(Extended abstract of first paper)
Expenditures for medical treatments are not evenly distributed over time, but are concentrated in the beginning and the end of patients' lives. Given the increase of health care expenditures (HCE) towards the end of life, some authors suspect a misallocation of resources that would otherwise be available for alternative uses within or outside the health care sector (Leaf, 1977; Ginzberg, 1980; Lundberg, 1993). This claim is based on a comparison of the costs of terminal care and the monetized benefits of a life extension implied by the value of a statistical life year (VSLY).
However, it is not clear whether the VSLY is a useful measure to value a life extension at the end of life, as the valuation of a life-year may depend on the remaining life expectancy (Hammitt, 2007). Furthermore, the empirical literature defines end-of-life costs as those that took place during a given time range (usually a year) before death. However, one should be cautious about making normative inferences based on end-of-life HCE computed from this ex-post point of view, because a significant share of these expenditures may be associated with treatments that, on average, are quite effective. In contrast, if we think about end-of-life HCE from an ex-ante view, which is more appropriate in the context of a cost-benefit analysis, we would define those expenditures as “end-of-life” that are associated with treatments that do not significantly alter survival prospects.
In this paper, we develop a theoretical model in which a social planner allocates resources across consumption and health. To our knowledge, our model is the first to allow for heterogeneous treatment options and a continuum of health states across the population. This yields an expression for the marginal cost of saving a statistical life year (MCSLY) from an ex-ante perspective, which in the baseline model is equalized across treatment options and equal to the VSLY.

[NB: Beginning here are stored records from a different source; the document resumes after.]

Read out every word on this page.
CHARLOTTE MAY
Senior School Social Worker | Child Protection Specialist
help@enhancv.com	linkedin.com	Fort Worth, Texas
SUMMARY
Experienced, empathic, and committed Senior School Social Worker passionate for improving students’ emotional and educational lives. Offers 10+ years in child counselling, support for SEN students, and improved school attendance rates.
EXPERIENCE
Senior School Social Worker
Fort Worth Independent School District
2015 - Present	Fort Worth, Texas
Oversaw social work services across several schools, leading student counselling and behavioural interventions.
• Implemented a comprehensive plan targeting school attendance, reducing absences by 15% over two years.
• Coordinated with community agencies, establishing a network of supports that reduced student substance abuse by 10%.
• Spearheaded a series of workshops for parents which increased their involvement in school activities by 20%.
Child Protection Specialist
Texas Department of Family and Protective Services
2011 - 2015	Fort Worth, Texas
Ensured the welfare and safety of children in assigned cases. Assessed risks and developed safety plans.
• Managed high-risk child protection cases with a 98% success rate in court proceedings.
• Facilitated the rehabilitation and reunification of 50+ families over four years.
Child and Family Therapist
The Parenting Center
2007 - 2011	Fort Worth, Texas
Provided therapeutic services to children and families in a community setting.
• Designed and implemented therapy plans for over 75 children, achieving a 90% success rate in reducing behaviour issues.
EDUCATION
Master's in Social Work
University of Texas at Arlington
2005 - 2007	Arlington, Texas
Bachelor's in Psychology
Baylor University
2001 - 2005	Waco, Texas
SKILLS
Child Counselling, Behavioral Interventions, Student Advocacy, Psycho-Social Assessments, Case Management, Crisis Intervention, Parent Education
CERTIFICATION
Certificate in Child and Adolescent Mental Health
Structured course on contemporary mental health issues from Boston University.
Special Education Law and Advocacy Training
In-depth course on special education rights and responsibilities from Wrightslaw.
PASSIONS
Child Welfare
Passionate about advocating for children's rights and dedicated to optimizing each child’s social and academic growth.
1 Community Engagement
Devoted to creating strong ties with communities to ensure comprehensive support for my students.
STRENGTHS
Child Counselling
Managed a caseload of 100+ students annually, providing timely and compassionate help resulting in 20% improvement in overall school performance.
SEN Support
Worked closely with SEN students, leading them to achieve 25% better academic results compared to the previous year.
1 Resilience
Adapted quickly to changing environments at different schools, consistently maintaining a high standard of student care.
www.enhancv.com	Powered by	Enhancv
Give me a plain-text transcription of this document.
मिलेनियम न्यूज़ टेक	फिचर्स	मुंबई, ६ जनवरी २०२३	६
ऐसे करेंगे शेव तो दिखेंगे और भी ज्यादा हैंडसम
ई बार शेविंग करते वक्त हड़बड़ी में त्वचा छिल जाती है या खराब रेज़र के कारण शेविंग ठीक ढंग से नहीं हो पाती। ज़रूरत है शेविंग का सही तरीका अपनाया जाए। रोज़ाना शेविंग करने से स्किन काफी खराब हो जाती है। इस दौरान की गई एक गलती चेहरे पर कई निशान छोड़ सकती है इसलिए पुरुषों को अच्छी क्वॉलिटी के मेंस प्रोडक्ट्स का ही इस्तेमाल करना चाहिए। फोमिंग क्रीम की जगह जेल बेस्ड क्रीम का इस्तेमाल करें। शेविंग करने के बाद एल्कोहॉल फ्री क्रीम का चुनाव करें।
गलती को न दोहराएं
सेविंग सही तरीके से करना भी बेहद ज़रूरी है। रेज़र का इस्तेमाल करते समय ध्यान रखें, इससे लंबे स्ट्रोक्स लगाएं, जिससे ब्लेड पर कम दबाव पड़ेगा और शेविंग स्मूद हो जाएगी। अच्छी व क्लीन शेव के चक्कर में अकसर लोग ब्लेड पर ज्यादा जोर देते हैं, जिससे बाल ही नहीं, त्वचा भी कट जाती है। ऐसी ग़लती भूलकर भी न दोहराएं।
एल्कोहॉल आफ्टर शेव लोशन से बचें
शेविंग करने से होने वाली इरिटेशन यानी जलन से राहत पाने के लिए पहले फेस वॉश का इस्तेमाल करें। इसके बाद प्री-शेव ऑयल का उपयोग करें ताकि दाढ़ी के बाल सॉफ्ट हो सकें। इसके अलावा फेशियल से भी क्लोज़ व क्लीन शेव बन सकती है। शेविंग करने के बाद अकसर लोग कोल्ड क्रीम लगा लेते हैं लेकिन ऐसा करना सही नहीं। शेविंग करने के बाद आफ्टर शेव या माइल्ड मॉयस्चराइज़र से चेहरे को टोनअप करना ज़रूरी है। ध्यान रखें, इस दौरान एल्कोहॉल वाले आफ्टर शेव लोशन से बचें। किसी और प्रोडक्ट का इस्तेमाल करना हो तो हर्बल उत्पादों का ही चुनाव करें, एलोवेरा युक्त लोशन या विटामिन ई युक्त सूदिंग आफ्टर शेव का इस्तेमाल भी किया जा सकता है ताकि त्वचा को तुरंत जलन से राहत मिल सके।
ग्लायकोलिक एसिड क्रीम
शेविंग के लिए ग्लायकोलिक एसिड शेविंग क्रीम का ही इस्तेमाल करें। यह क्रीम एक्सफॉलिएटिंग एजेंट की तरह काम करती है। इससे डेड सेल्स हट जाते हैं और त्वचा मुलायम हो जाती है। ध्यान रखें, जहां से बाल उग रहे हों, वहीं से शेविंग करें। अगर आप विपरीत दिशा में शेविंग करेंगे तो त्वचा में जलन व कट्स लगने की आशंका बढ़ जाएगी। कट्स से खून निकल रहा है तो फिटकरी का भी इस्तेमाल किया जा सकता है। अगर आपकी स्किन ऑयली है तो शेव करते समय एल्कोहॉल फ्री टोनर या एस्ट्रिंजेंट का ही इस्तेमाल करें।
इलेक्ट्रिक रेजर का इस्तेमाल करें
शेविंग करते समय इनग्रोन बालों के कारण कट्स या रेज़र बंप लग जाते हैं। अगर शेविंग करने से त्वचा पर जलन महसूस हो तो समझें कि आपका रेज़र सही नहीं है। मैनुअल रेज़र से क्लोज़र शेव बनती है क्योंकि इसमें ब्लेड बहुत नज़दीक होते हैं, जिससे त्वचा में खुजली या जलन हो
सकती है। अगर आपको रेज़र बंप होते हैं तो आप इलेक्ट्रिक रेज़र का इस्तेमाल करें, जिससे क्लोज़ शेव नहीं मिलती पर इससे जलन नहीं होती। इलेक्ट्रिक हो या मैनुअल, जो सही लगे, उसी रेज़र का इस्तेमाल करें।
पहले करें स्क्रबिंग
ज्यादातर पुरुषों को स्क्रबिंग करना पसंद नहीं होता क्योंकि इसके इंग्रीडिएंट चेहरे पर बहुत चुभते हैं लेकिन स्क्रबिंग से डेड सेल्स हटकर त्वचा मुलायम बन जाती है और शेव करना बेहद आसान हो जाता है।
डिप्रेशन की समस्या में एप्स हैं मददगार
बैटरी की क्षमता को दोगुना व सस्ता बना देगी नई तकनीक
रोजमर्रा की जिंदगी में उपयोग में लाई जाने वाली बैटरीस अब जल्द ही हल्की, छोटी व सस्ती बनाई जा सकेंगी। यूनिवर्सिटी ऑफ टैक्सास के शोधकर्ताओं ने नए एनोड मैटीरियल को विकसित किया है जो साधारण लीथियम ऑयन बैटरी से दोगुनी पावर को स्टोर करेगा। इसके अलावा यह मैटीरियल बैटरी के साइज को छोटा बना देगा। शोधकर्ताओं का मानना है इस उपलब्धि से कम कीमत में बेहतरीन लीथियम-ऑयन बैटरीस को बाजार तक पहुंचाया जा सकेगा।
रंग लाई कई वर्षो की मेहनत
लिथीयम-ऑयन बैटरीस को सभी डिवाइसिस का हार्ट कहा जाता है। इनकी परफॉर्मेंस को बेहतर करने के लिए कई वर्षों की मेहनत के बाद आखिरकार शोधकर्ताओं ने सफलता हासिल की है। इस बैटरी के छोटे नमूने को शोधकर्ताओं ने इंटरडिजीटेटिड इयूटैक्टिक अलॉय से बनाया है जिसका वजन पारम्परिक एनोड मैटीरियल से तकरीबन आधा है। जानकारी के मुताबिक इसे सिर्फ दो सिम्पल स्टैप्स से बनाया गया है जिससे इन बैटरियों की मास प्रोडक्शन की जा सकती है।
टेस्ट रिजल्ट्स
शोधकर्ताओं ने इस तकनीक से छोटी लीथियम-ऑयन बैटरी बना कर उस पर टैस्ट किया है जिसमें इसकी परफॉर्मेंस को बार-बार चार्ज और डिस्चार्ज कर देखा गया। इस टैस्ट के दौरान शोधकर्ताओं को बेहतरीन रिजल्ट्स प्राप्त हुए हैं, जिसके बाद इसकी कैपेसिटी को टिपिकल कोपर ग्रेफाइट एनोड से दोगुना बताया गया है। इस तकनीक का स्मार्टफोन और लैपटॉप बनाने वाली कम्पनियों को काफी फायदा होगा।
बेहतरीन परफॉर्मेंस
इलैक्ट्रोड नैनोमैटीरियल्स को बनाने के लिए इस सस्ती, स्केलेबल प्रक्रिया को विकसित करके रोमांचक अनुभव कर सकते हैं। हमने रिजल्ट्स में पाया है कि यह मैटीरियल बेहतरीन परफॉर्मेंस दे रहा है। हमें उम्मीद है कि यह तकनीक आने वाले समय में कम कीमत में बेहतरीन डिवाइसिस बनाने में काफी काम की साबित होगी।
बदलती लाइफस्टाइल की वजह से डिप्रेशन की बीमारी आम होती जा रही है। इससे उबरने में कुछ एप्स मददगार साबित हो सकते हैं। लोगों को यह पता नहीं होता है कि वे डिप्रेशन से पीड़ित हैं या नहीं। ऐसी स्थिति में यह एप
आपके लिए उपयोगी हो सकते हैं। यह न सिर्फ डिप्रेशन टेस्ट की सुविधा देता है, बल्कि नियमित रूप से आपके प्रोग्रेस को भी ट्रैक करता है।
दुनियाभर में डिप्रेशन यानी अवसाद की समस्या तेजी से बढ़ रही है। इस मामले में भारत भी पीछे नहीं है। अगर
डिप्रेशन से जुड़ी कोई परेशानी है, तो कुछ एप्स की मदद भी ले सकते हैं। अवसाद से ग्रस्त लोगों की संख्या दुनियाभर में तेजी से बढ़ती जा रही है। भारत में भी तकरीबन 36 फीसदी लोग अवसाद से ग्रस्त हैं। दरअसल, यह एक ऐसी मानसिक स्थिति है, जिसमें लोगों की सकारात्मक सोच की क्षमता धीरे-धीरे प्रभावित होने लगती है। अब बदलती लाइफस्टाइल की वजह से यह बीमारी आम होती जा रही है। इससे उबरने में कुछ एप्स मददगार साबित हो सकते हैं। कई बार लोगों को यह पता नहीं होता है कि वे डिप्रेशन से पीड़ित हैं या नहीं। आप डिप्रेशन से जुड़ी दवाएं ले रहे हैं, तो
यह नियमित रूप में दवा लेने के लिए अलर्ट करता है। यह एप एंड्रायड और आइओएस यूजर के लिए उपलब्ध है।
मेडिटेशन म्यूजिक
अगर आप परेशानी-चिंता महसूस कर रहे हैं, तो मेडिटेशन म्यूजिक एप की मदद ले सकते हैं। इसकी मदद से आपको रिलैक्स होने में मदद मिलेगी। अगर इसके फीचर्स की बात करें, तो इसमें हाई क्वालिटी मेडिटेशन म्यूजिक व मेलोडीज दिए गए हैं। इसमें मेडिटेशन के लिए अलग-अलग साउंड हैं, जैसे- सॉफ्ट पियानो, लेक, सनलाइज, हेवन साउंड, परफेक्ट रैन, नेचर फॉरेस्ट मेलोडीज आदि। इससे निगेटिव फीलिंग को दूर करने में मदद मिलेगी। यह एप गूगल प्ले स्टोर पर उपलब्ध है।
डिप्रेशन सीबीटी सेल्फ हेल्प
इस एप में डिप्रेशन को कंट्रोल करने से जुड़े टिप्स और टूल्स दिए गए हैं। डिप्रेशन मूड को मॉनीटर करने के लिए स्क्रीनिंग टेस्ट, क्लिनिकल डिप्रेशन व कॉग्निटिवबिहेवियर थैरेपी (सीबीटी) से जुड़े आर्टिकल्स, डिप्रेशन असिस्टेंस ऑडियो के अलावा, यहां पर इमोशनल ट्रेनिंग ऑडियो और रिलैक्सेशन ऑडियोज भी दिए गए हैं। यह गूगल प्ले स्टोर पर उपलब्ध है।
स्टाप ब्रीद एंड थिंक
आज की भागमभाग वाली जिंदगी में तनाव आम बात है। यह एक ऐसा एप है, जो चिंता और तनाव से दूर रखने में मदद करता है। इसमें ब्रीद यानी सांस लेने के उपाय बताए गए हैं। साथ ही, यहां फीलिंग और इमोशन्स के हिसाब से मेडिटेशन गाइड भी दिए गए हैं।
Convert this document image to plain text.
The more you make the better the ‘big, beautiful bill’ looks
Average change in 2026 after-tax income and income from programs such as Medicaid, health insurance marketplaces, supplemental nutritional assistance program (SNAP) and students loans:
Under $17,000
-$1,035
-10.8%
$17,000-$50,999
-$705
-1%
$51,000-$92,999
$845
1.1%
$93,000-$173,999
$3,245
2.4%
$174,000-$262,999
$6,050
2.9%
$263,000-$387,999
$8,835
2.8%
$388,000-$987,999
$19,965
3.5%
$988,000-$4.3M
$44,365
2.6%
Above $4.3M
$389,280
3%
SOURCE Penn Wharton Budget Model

We propose learning externalities as a rationale for why the benefits from seemingly futile medical treatments may exceed the VSLY associated with the treated patients themselves. We posit that learning externalities arise from the treatment of diseases that are currently not well understood and thus cannot be cured, but which constitute the medical frontier. Learning in the context of one disease may produce knowledge that turns out to be useful in the treatment of other diseases. Our model is motivated by the observation that technological progress has been a major cause underlying the increase in life expectancy. However, because we all die at some point, a decrease in the mortality rate associated with a particular disease leads to a shift in the cause of death to other diseases over time. We capture this dynamic feature in a static framework by assuming that the treatment effectiveness of the end-of-life disease group, the composition of which will generally change over time, remains low regardless of the technical progress in the rest of the health sector.
There are other reasons for why a cost-benefit analysis of end-of-life HCE based on a simple comparison between treatment costs and VSLY may be misleading. In a paper that is conceptually related to ours, Phillipson et al. (2010) study the option value inherent in a treatment that reflects the probability to survive until a new medical innovation, which may give rise to risk-loving behavior for treatment decisions at the end of life. The total value of terminal treatment for HIV patients, including the "value of hope", was found to be well above the value implied by standard VSLY estimates. Similarly, Wessling (2013) finds experimental support for risk-loving behavior at the end of life if there is a positive exogenous chance to survive until a better cure is developed.
We apply our model to health expenditures in Switzerland. We focus on admissions to intensive care units (ICUs) and separate diseases into cancer (which constitutes our “end-of-life” sector) vs. all other diseases. We calibrate the free model parameters using ICU admission rates, survival rates, treatment costs, overall health expenditure, aggregate income and an estimate for the VSLY from the literature. We solve the model for different magnitudes of learning spillovers that arise from the treatment of cancer cases. We find that the presence of learning spillovers that lead to a decrease of non-cancer mortality by one percentage point (relative to the situation without spillovers) implies that the optimal MCSLY associated with cancer treatments exceeds the VSLY by 78%.